Aeriel überfiel ein Anflug von Angst. Niemals hätte sie irgendein Wissen angezweifelt, das sie durch die Perle in Erfahrung brachte. Sie wusste nicht, was mit demjenigen geschähe, der es versuchte. Sie wusste nicht, was Oriencor nun widerfuhr. Die Hexe schien Aeriel mit aller Gewalt die Perle zurückgeben zu wollen. Der Duft von Alten Blumen stieg ihr plötzlich in die Nase, als sich ein neues Bild in der Perle zusammensetzte, das einer dunkelhäutigen Frau mit indigofarbenen Augen.
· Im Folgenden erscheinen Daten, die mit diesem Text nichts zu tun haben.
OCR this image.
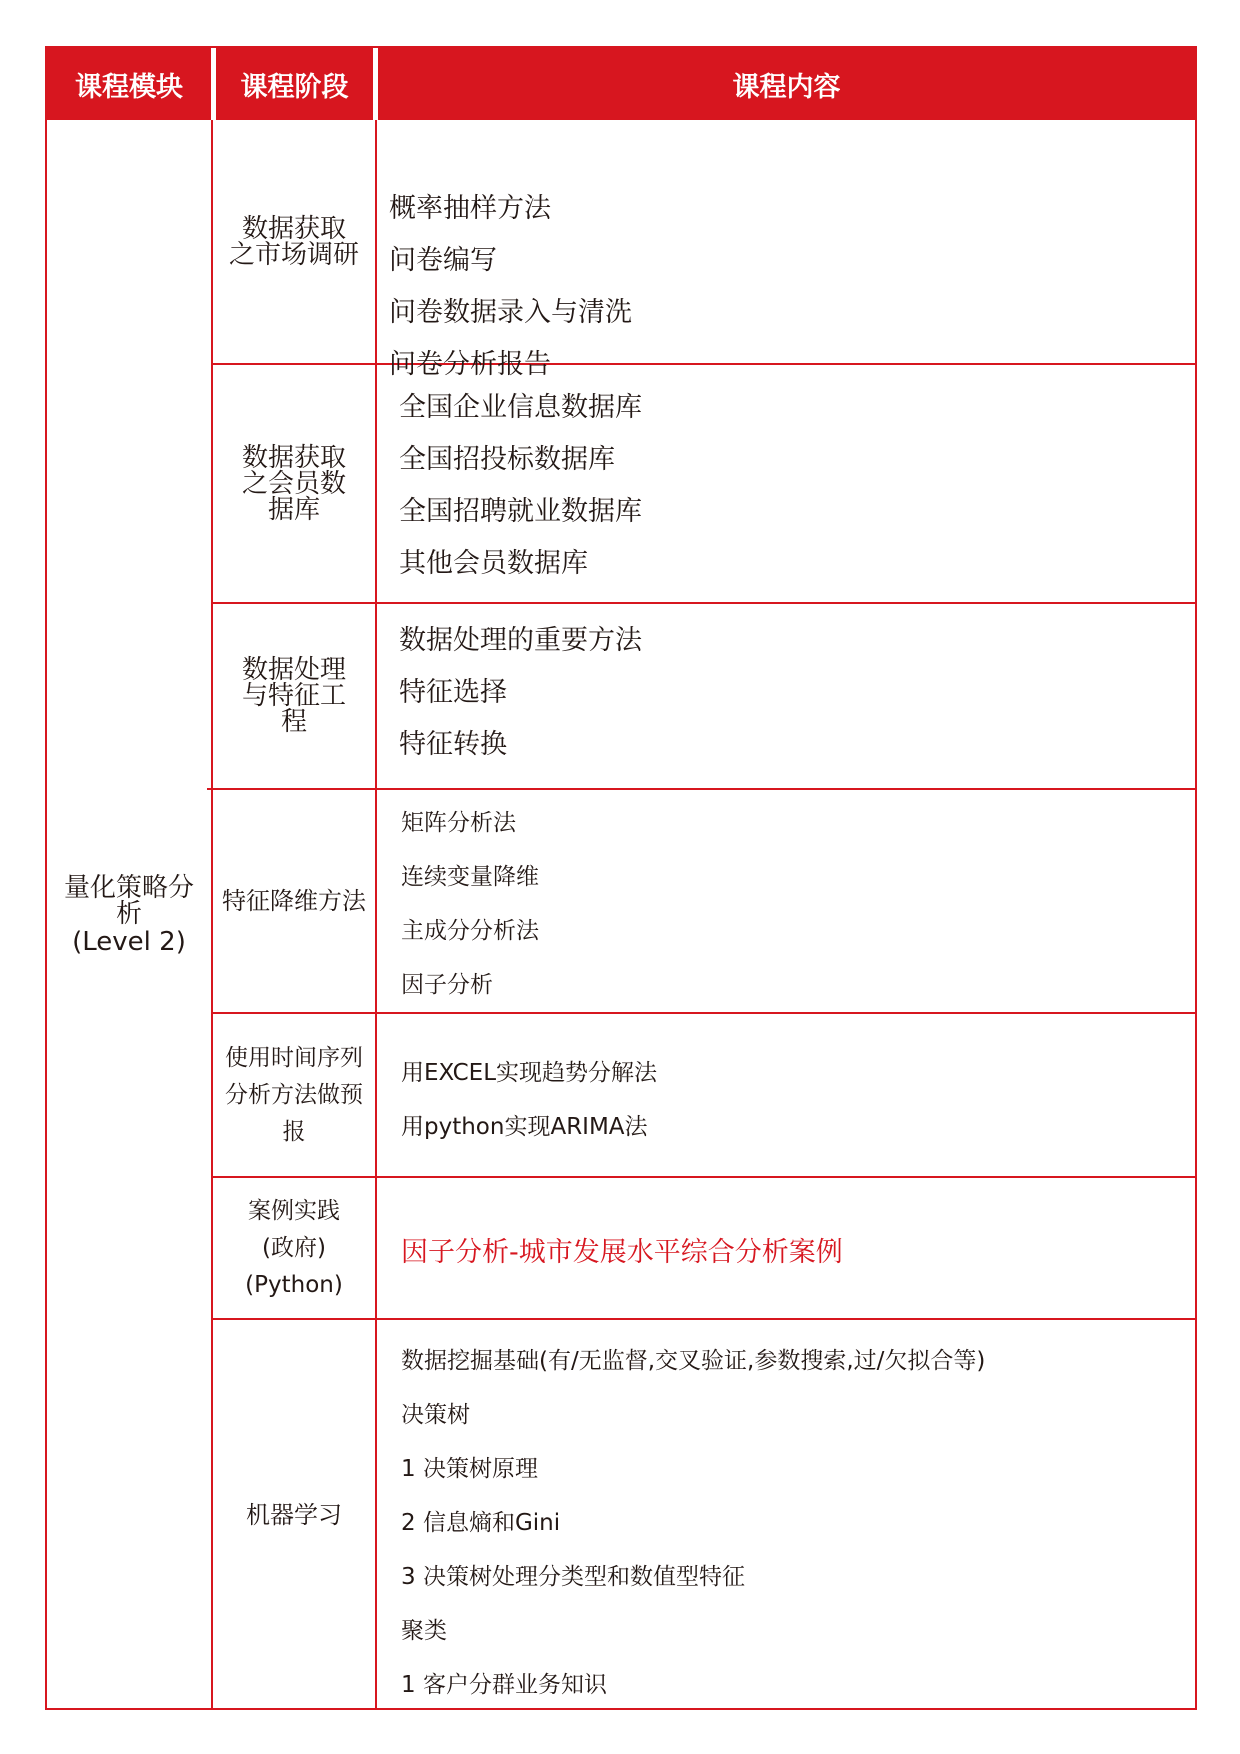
课程模块	课程阶段	课程内容
量化策略分
析
(Level 2)
数据获取
之市场调研
概率抽样方法
问卷编写
问卷数据录入与清洗
问卷分析报告
数据获取
之会员数
据库
全国企业信息数据库
全国招投标数据库
全国招聘就业数据库
其他会员数据库
数据处理
与特征工
程
数据处理的重要方法
特征选择
特征转换
特征降维方法
矩阵分析法
连续变量降维
主成分分析法
因子分析
使用时间序列
分析方法做预
报
用EXCEL实现趋势分解法
用python实现ARIMA法
案例实践
(政府)
(Python)
因子分析-城市发展水平综合分析案例
机器学习
数据挖掘基础(有/无监督,交叉验证,参数搜索,过/欠拟合等)
决策树
1 决策树原理
2 信息熵和Gini
3 决策树处理分类型和数值型特征
聚类
1 客户分群业务知识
»Tochter«, sagte diese leise, »du musst mir Glauben schenken. «

Erschrocken starrte Aeriel auf das Juwel. Das Bild war keine verschwommene Darstellung der Zukunft, keine lebhafte Erinnerung der Vergangenheit. Es spiegelte die Gegenwart wider: greifbar, real. Eine lebendige Ravenna blickte die Weiße Hexe von der Oberfläche der Perle aus an.
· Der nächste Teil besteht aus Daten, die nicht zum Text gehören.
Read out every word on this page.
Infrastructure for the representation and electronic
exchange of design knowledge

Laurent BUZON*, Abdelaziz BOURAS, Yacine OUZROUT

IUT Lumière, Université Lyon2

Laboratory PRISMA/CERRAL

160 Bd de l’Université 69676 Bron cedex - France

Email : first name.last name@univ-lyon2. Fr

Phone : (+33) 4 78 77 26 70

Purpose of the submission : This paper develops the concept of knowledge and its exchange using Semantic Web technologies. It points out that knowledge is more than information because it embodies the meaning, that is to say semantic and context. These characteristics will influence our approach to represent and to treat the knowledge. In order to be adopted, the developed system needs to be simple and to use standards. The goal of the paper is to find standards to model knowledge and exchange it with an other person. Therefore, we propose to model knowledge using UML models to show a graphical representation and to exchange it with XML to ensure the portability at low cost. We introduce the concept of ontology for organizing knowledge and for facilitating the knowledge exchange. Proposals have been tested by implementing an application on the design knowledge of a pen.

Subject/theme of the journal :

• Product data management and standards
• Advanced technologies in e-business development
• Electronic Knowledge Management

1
»Nein!«, keuchte die Lorelei, wich zurück. »Ich habe dein Begräbnisfeuer gesehen …«

Die Gottgleiche schüttelte das Haupt. »Das war lediglich meine Hülle, mein Kind. Einige Künste der Gottgleichen hast du nie erlernt. Mein inneres Wesen wurde umgewandelt, so dass mich meine Botin zu dir bringen konnte. Die Perle birgt mein ganzes Dasein. All meine Zauberkraft, meine Seele vermache ich dir, wolltest du meine Gabe nur annehmen!«

Das Wehklagen der Weißen Hexe steigerte sich zu grellen Schreien und dann markerschütterndem Kreischen.

»Niemals!«

Aeriel presste die Hände auf die Ohren, sie wäre augenblicklich geflohen, hätte sie sich nur bewegen können. Die Kälte der Hexe umschloss und durchdrang sie wie nie zuvor, denn die Perle spendete nun keine Wärme mehr. Ravennas Abbild beobachtete ihre Tochter voll Entsetzen und Schmerz.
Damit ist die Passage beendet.